- Le débat autour d’une éventuelle suppression du Certificat d’Études Élémentaires (CEE) suscite une vive polémique dans le milieu éducatif guinéen. Alors que l’idée semble gagner du terrain dans certains cercles de réflexion au sein du ministère de l’Éducation, elle soulève également des inquiétudes majeures sur la qualité de l’enseignement et les répercussions sur le système scolaire.
Ce mardi, à Conakry, en marge d’un atelier, le Syndicat National de l’Éducation (SNE) a exprimé une position mesurée sur cette actualité qui défraie la chronique depuis le début de semaine.

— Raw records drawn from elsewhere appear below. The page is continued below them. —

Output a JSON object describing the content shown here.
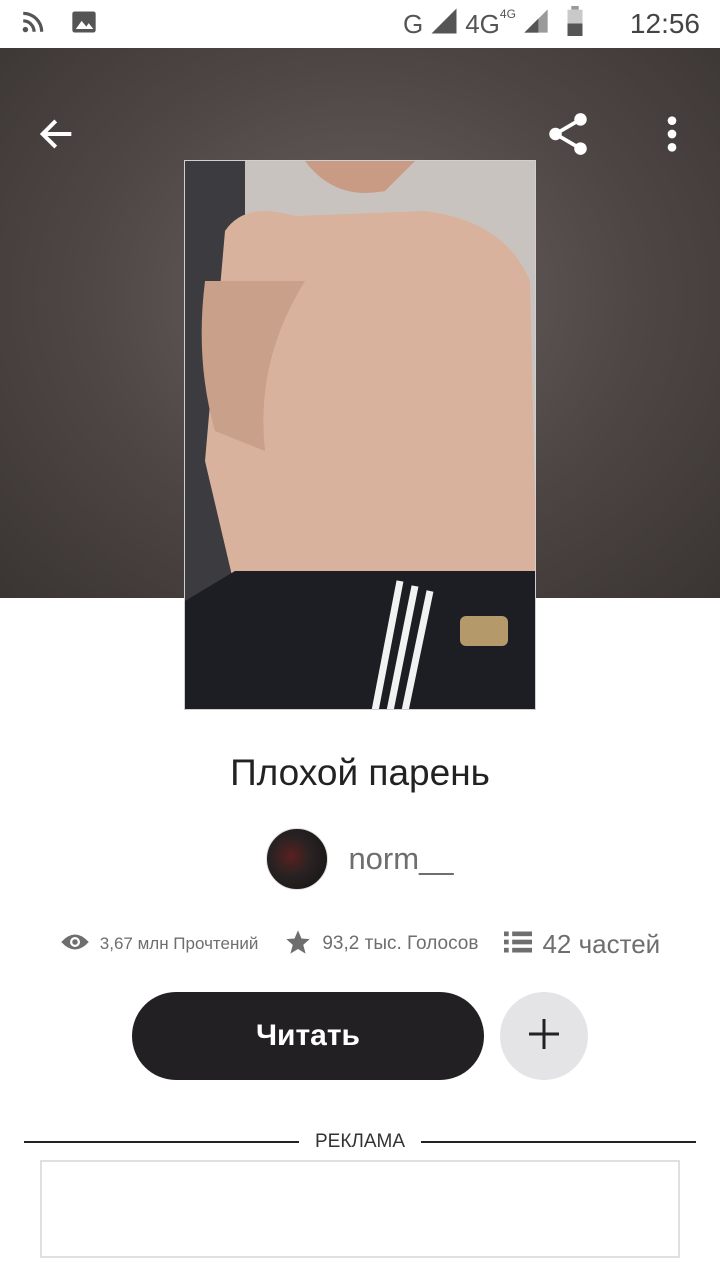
{
  "status_bar": {
    "network_g": "G",
    "network_4g": "4G",
    "network_4g_small": "4G",
    "time": "12:56"
  },
  "story": {
    "title": "Плохой парень",
    "author": "norm__"
  },
  "stats": {
    "reads": "3,67 млн Прочтений",
    "votes": "93,2 тыс. Голосов",
    "parts": "42 частей"
  },
  "actions": {
    "read_label": "Читать"
  },
  "ad": {
    "label": "РЕКЛАМА"
  },
  "colors": {
    "primary_button": "#222022",
    "secondary_button": "#e4e3e5",
    "hero_bg": "#4d4644"
  },
  "icons": [
    "rss-icon",
    "image-icon",
    "signal-icon",
    "battery-icon",
    "back-arrow-icon",
    "share-icon",
    "more-vertical-icon",
    "eye-icon",
    "star-icon",
    "list-icon",
    "plus-icon"
  ]
}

Le Secrétaire général du syndicat, Michel Pépé Balamou, a livré un discours nuancé, insistant sur la nécessité d’une analyse approfondie avant toute décision précipitée.
« Il faut une réflexion approfondie sur ce sujet, et ne pas directement sauter dessus », a-t-il confié à nos confrères de Allureinfo.net, tout en reconnaissant que le CEE représente « 45 % du budget d’organisation des examens », un coût jugé lourd pour un diplôme « qui ne sert à rien, puisque vous ne pouvez pas déposer le Certificat d’Études Élémentaires pour faire un test ou obtenir un emploi ».
Au-delà de la question budgétaire, le responsable syndical met en garde contre une réforme mal préparée qui pourrait aggraver les failles existantes dans l’éducation nationale.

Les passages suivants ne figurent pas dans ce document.